Mr Justice Spencer said: “Whilst, on the one hand, I can see that the individual needs of a particular person may be enhanced by the COVID-19 pandemic and the consequences of it in relation to the need to self-isolate and to shield, it must also be the case that the heightened requirements, as illustrated by the need to get homeless people off the street and into emergency accommodation, is balanced by the difficulties faced by local authorities in meeting the demands which arise where accommodation is scarce, where the needs of the public are heightened and enhanced and where the local authority's own staff are struggling to cope with the demands made on them, where they also have to work from home and do the best they can to assist people in the community, risking their own health in so doing.”
The judge said that counsel for Chichester was right in her submission that the claim was premature and that the application was misconceived.
“I do not consider that the local authority have in any way acted unlawfully in failing to provide a fridge or a cooker or a bed. Their primary duty is in relation to the provision of accommodation and they can only offer accommodation which is available to them. There are different types of accommodation, which they have been able to obtain, to offer to customers: hostel accommodation, bed-and-breakfast accommodation, hotel accommodation or self-contained flats, which are unfurnished. They have to juggle the demands made on them with what they have available and it is reasonable, in my judgment, for the local authority to satisfy those demands by acting in the way that they have and giving the options that they have done to this particular claimant.”
Mr Justice Martin Spencer said he considered it to be significant that the claimant accepted the offer, although he was told when the offer was made that the flat was unfurnished. “I do not consider that the local authority has a legal obligation to provide the items which are the subject matter of this application: that is the fridge, the bed and the cooker.
“I was surprised, and I reject, the suggestion that a microwave oven is not capable of cooking food only heating it, as it seems to me to be wholly self-evident that a microwave is capable of cooking food and a microwave oven is an appropriately-useful piece of equipment for basic food preparation. The claimant has been provided with that and it is unarguable, in my view, that the local authority acted unlawfully in failing to provide a cooker as opposed to a microwave oven.”
The judge said there was an issue over whether the local authority had or had not provided a fridge. “It appears that a fridge was offered but the claimant appears to have rejected it on the basis that he would need to clean it himself and might, thereby, expose himself to the risk of infection if COVID-19 viruses should be present in the fridge.

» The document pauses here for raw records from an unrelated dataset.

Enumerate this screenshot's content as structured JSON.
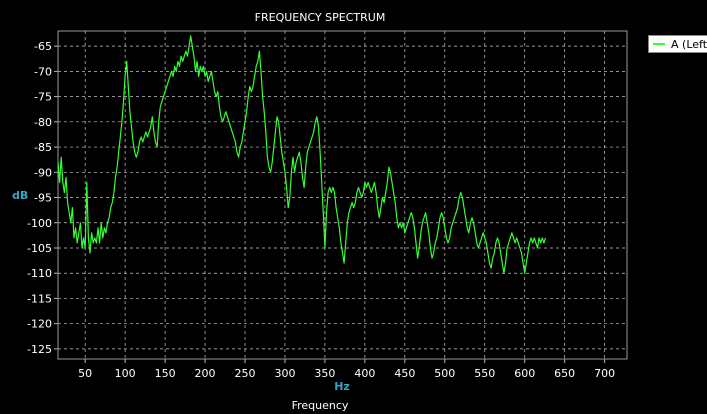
{
  "colors": {
    "background": "#000000",
    "grid": "#c8c8c8",
    "axis_label": "#3aa3c4",
    "text": "#ffffff"
  },
  "chart_data": {
    "type": "line",
    "title": "FREQUENCY SPECTRUM",
    "ylabel": "dB",
    "xlabel_units": "Hz",
    "footer_label": "Frequency",
    "grid": true,
    "legend_position": "top-right",
    "xlim": [
      16,
      728
    ],
    "ylim": [
      -127,
      -62
    ],
    "x_ticks": [
      50,
      100,
      150,
      200,
      250,
      300,
      350,
      400,
      450,
      500,
      550,
      600,
      650,
      700
    ],
    "y_ticks": [
      -65,
      -70,
      -75,
      -80,
      -85,
      -90,
      -95,
      -100,
      -105,
      -110,
      -115,
      -120,
      -125
    ],
    "series": [
      {
        "name": "A (Left)",
        "color": "#33ff33",
        "points": [
          [
            16,
            -88
          ],
          [
            18,
            -92
          ],
          [
            20,
            -87
          ],
          [
            22,
            -92
          ],
          [
            24,
            -94
          ],
          [
            26,
            -91
          ],
          [
            28,
            -96
          ],
          [
            30,
            -98
          ],
          [
            32,
            -100
          ],
          [
            34,
            -97
          ],
          [
            36,
            -103
          ],
          [
            38,
            -101
          ],
          [
            40,
            -104
          ],
          [
            42,
            -102
          ],
          [
            44,
            -100
          ],
          [
            46,
            -105
          ],
          [
            48,
            -103
          ],
          [
            50,
            -105
          ],
          [
            52,
            -92
          ],
          [
            54,
            -103
          ],
          [
            56,
            -106
          ],
          [
            58,
            -102
          ],
          [
            60,
            -104
          ],
          [
            62,
            -103
          ],
          [
            64,
            -104
          ],
          [
            66,
            -101
          ],
          [
            68,
            -104
          ],
          [
            70,
            -100
          ],
          [
            72,
            -103
          ],
          [
            74,
            -101
          ],
          [
            76,
            -102
          ],
          [
            78,
            -100
          ],
          [
            80,
            -99
          ],
          [
            82,
            -97
          ],
          [
            84,
            -96
          ],
          [
            86,
            -94
          ],
          [
            88,
            -91
          ],
          [
            90,
            -89
          ],
          [
            92,
            -86
          ],
          [
            94,
            -83
          ],
          [
            96,
            -80
          ],
          [
            98,
            -76
          ],
          [
            100,
            -71
          ],
          [
            102,
            -68
          ],
          [
            104,
            -73
          ],
          [
            106,
            -78
          ],
          [
            108,
            -81
          ],
          [
            110,
            -84
          ],
          [
            112,
            -86
          ],
          [
            114,
            -87
          ],
          [
            116,
            -86
          ],
          [
            118,
            -84
          ],
          [
            120,
            -83
          ],
          [
            122,
            -84
          ],
          [
            124,
            -83
          ],
          [
            126,
            -82
          ],
          [
            128,
            -83
          ],
          [
            130,
            -82
          ],
          [
            132,
            -81
          ],
          [
            134,
            -79
          ],
          [
            136,
            -82
          ],
          [
            138,
            -84
          ],
          [
            140,
            -85
          ],
          [
            142,
            -80
          ],
          [
            144,
            -77
          ],
          [
            146,
            -76
          ],
          [
            148,
            -75
          ],
          [
            150,
            -74
          ],
          [
            152,
            -73
          ],
          [
            154,
            -72
          ],
          [
            156,
            -71
          ],
          [
            158,
            -70
          ],
          [
            160,
            -71
          ],
          [
            162,
            -69
          ],
          [
            164,
            -70
          ],
          [
            166,
            -68
          ],
          [
            168,
            -69
          ],
          [
            170,
            -67
          ],
          [
            172,
            -68
          ],
          [
            174,
            -67
          ],
          [
            176,
            -66
          ],
          [
            178,
            -67
          ],
          [
            180,
            -65
          ],
          [
            182,
            -63
          ],
          [
            184,
            -65
          ],
          [
            186,
            -67
          ],
          [
            188,
            -70
          ],
          [
            190,
            -68
          ],
          [
            192,
            -71
          ],
          [
            194,
            -69
          ],
          [
            196,
            -70
          ],
          [
            198,
            -69
          ],
          [
            200,
            -71
          ],
          [
            202,
            -70
          ],
          [
            204,
            -72
          ],
          [
            206,
            -71
          ],
          [
            208,
            -70
          ],
          [
            210,
            -72
          ],
          [
            212,
            -74
          ],
          [
            214,
            -75
          ],
          [
            216,
            -74
          ],
          [
            218,
            -77
          ],
          [
            220,
            -79
          ],
          [
            222,
            -80
          ],
          [
            224,
            -79
          ],
          [
            226,
            -78
          ],
          [
            228,
            -79
          ],
          [
            230,
            -80
          ],
          [
            232,
            -81
          ],
          [
            234,
            -82
          ],
          [
            236,
            -83
          ],
          [
            238,
            -84
          ],
          [
            240,
            -86
          ],
          [
            242,
            -87
          ],
          [
            244,
            -85
          ],
          [
            246,
            -84
          ],
          [
            248,
            -82
          ],
          [
            250,
            -80
          ],
          [
            252,
            -78
          ],
          [
            254,
            -75
          ],
          [
            256,
            -73
          ],
          [
            258,
            -74
          ],
          [
            260,
            -73
          ],
          [
            262,
            -71
          ],
          [
            264,
            -69
          ],
          [
            266,
            -68
          ],
          [
            268,
            -66
          ],
          [
            270,
            -70
          ],
          [
            272,
            -75
          ],
          [
            274,
            -78
          ],
          [
            276,
            -82
          ],
          [
            278,
            -87
          ],
          [
            280,
            -89
          ],
          [
            282,
            -90
          ],
          [
            284,
            -88
          ],
          [
            286,
            -85
          ],
          [
            288,
            -82
          ],
          [
            290,
            -79
          ],
          [
            292,
            -80
          ],
          [
            294,
            -83
          ],
          [
            296,
            -86
          ],
          [
            298,
            -88
          ],
          [
            300,
            -90
          ],
          [
            302,
            -93
          ],
          [
            304,
            -97
          ],
          [
            306,
            -95
          ],
          [
            308,
            -90
          ],
          [
            310,
            -87
          ],
          [
            312,
            -90
          ],
          [
            314,
            -88
          ],
          [
            316,
            -87
          ],
          [
            318,
            -86
          ],
          [
            320,
            -88
          ],
          [
            322,
            -91
          ],
          [
            324,
            -93
          ],
          [
            326,
            -89
          ],
          [
            328,
            -86
          ],
          [
            330,
            -85
          ],
          [
            332,
            -84
          ],
          [
            334,
            -83
          ],
          [
            336,
            -82
          ],
          [
            338,
            -80
          ],
          [
            340,
            -79
          ],
          [
            342,
            -81
          ],
          [
            344,
            -86
          ],
          [
            346,
            -92
          ],
          [
            348,
            -98
          ],
          [
            350,
            -105
          ],
          [
            352,
            -98
          ],
          [
            354,
            -94
          ],
          [
            356,
            -93
          ],
          [
            358,
            -94
          ],
          [
            360,
            -93
          ],
          [
            362,
            -94
          ],
          [
            364,
            -97
          ],
          [
            366,
            -99
          ],
          [
            368,
            -101
          ],
          [
            370,
            -104
          ],
          [
            372,
            -106
          ],
          [
            374,
            -108
          ],
          [
            376,
            -104
          ],
          [
            378,
            -100
          ],
          [
            380,
            -98
          ],
          [
            382,
            -97
          ],
          [
            384,
            -96
          ],
          [
            386,
            -97
          ],
          [
            388,
            -96
          ],
          [
            390,
            -94
          ],
          [
            392,
            -93
          ],
          [
            394,
            -94
          ],
          [
            396,
            -95
          ],
          [
            398,
            -94
          ],
          [
            400,
            -92
          ],
          [
            402,
            -93
          ],
          [
            404,
            -92
          ],
          [
            406,
            -93
          ],
          [
            408,
            -94
          ],
          [
            410,
            -93
          ],
          [
            412,
            -92
          ],
          [
            414,
            -94
          ],
          [
            416,
            -97
          ],
          [
            418,
            -99
          ],
          [
            420,
            -97
          ],
          [
            422,
            -95
          ],
          [
            424,
            -96
          ],
          [
            426,
            -94
          ],
          [
            428,
            -92
          ],
          [
            430,
            -89
          ],
          [
            432,
            -90
          ],
          [
            434,
            -92
          ],
          [
            436,
            -94
          ],
          [
            438,
            -96
          ],
          [
            440,
            -99
          ],
          [
            442,
            -101
          ],
          [
            444,
            -100
          ],
          [
            446,
            -101
          ],
          [
            448,
            -100
          ],
          [
            450,
            -102
          ],
          [
            452,
            -101
          ],
          [
            454,
            -100
          ],
          [
            456,
            -99
          ],
          [
            458,
            -98
          ],
          [
            460,
            -99
          ],
          [
            462,
            -101
          ],
          [
            464,
            -104
          ],
          [
            466,
            -107
          ],
          [
            468,
            -105
          ],
          [
            470,
            -102
          ],
          [
            472,
            -100
          ],
          [
            474,
            -99
          ],
          [
            476,
            -98
          ],
          [
            478,
            -100
          ],
          [
            480,
            -102
          ],
          [
            482,
            -105
          ],
          [
            484,
            -107
          ],
          [
            486,
            -106
          ],
          [
            488,
            -104
          ],
          [
            490,
            -103
          ],
          [
            492,
            -101
          ],
          [
            494,
            -99
          ],
          [
            496,
            -98
          ],
          [
            498,
            -99
          ],
          [
            500,
            -101
          ],
          [
            502,
            -103
          ],
          [
            504,
            -104
          ],
          [
            506,
            -103
          ],
          [
            508,
            -101
          ],
          [
            510,
            -100
          ],
          [
            512,
            -99
          ],
          [
            514,
            -98
          ],
          [
            516,
            -97
          ],
          [
            518,
            -95
          ],
          [
            520,
            -94
          ],
          [
            522,
            -95
          ],
          [
            524,
            -97
          ],
          [
            526,
            -99
          ],
          [
            528,
            -101
          ],
          [
            530,
            -102
          ],
          [
            532,
            -100
          ],
          [
            534,
            -99
          ],
          [
            536,
            -100
          ],
          [
            538,
            -102
          ],
          [
            540,
            -104
          ],
          [
            542,
            -105
          ],
          [
            544,
            -104
          ],
          [
            546,
            -103
          ],
          [
            548,
            -102
          ],
          [
            550,
            -103
          ],
          [
            552,
            -104
          ],
          [
            554,
            -106
          ],
          [
            556,
            -108
          ],
          [
            558,
            -109
          ],
          [
            560,
            -107
          ],
          [
            562,
            -106
          ],
          [
            564,
            -104
          ],
          [
            566,
            -103
          ],
          [
            568,
            -104
          ],
          [
            570,
            -106
          ],
          [
            572,
            -108
          ],
          [
            574,
            -110
          ],
          [
            576,
            -108
          ],
          [
            578,
            -105
          ],
          [
            580,
            -104
          ],
          [
            582,
            -103
          ],
          [
            584,
            -102
          ],
          [
            586,
            -103
          ],
          [
            588,
            -104
          ],
          [
            590,
            -103
          ],
          [
            592,
            -104
          ],
          [
            594,
            -105
          ],
          [
            596,
            -106
          ],
          [
            598,
            -108
          ],
          [
            600,
            -110
          ],
          [
            602,
            -108
          ],
          [
            604,
            -106
          ],
          [
            606,
            -104
          ],
          [
            608,
            -103
          ],
          [
            610,
            -104
          ],
          [
            612,
            -103
          ],
          [
            614,
            -104
          ],
          [
            616,
            -105
          ],
          [
            618,
            -103
          ],
          [
            620,
            -104
          ],
          [
            622,
            -103
          ],
          [
            624,
            -104
          ],
          [
            626,
            -103
          ]
        ]
      }
    ]
  }
}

“In my judgment, this was a wholly unreasonable attitude for the claimant to take and could be described as precious, or worse than that. The fact is that the local authority has been bending over backwards to assist him and his rejection of the assistance has been, in my judgment, wholly unreasonable in that regard.”
The judge said the claimant also now had a sofa on which he could sleep and that was reasonable as a short-term measure, given the very tight time constraints, in which the local authority was required to operate by the claimant's solicitors, in responding to their letters of claim and emails.
Mr Justice Spencer concluded: “I have taken the very firm view that it is not reasonably arguable that the local authority, in this case, has acted unlawfully and, in those circumstances, this application is rejected.”